Why Do Aluminum Body Panel Repairs Cost More Than Steel Panel Repairs?

Car makers are manufacturing cars to be more fuel efficient on the road. Part of this drive has led to the use of lighter materials, such as aluminum. While switching to aluminum can lower the overall weight of a car, it can introduce higher costs when that car has to be repaired after a minor accident or collision. But why does switching to aluminum actually result in higher costs?

Cost of Replacement Parts

There was a time when car body panels were made out of solid steel. Steel is strong, but it is heavy. Aluminum has much of the same strength as steel but is significantly lighter. The problem is that aluminum is also more expensive. When car makers switch to using aluminum, the cost of the replacement parts goes up.

In addition, steel panels can be bent back into their original shape, allowing for less expensive repair. Insurance companies often dictate that an aluminum panel be completely replaced since aluminum is more difficult to bend and shape.

As an example, a recent test compared the cost to repair an aluminum Ford F150 to its previous, all-steel version. That test concluded that it cost a good deal more to repair the same damage to the aluminum F150 than the steel F150.

Cost of Training

Repairing an aluminum body panel is not the same as repairing a steel body panel. Aluminum work requires specialized training. That training can cost up to $20,000 per technician. It takes a lot of repairs to recover a $20,000 training cost!

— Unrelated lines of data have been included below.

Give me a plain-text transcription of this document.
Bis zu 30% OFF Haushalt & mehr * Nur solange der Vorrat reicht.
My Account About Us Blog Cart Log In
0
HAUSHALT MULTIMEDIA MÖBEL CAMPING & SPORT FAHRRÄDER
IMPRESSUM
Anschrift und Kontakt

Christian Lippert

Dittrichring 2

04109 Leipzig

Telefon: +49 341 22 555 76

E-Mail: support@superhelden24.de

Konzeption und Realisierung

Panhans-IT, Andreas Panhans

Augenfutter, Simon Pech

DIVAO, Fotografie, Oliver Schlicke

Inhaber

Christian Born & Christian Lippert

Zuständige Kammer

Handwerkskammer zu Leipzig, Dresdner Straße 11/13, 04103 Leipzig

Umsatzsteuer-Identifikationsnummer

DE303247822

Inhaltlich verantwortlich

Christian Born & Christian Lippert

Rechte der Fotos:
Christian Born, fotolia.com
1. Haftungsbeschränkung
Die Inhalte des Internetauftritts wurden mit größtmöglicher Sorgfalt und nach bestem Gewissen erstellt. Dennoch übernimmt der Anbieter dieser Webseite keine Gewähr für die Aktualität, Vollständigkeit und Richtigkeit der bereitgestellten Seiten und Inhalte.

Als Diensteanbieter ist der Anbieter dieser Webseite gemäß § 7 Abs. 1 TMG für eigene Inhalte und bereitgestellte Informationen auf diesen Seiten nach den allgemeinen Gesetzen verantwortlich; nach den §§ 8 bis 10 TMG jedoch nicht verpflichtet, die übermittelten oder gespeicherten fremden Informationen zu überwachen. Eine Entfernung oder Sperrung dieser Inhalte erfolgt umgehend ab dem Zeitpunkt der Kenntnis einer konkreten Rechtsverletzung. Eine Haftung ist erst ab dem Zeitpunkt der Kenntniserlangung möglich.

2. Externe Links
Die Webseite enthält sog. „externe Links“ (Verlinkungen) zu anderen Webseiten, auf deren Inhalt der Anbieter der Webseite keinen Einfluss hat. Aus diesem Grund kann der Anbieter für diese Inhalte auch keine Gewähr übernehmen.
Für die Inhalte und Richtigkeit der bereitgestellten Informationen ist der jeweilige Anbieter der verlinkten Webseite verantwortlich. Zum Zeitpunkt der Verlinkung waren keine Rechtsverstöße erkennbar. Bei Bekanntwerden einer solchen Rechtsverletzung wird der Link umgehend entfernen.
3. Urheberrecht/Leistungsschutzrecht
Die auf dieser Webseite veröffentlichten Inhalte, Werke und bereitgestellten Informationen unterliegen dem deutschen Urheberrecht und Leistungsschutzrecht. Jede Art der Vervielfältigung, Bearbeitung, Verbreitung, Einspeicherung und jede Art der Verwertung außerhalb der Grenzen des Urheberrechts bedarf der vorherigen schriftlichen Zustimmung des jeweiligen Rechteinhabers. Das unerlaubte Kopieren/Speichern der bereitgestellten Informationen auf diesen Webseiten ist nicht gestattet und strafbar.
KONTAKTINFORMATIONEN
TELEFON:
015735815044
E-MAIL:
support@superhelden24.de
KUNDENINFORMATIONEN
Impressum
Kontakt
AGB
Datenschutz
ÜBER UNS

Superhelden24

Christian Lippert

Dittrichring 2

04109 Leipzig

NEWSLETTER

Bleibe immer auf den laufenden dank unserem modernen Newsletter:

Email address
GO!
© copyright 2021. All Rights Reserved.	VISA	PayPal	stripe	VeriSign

Specialized Tools and Environment

Working with aluminum also requires new tools since aluminum is a more difficult metal to work with than steel. Some of those new tools include:

  • MIG Welder – repair shops have to use the same level of welding equipment used in the factory since the welder has to have just the right mixture of shielding gas
  • Specialized vacuums – aluminum dust is explosive so specialized vacuums that are explosion-proof have to be used to clean up the dust
  • Aluminum only tools – steel can't be allowed to touch aluminum or it can cause galvanic corrosion. A separate set of tools must be maintained that only touches aluminum and never touches steel
  • Specialized rivet gun that can bond aluminum body panels
  • Dedicated floor space for aluminum-only repairs – since there is so must separation that must be maintained because of flammable aluminum dust, specialized vacuum systems, and dedicated aluminum tools, shops have to pay for extra space to do aluminum-only repairs

There are many benefits to switching to aluminum panels, since a lighter car can allow for smaller, more fuel-efficient engines and components to be used. That efficiency, however, can have a higher price tag in the event of an accident.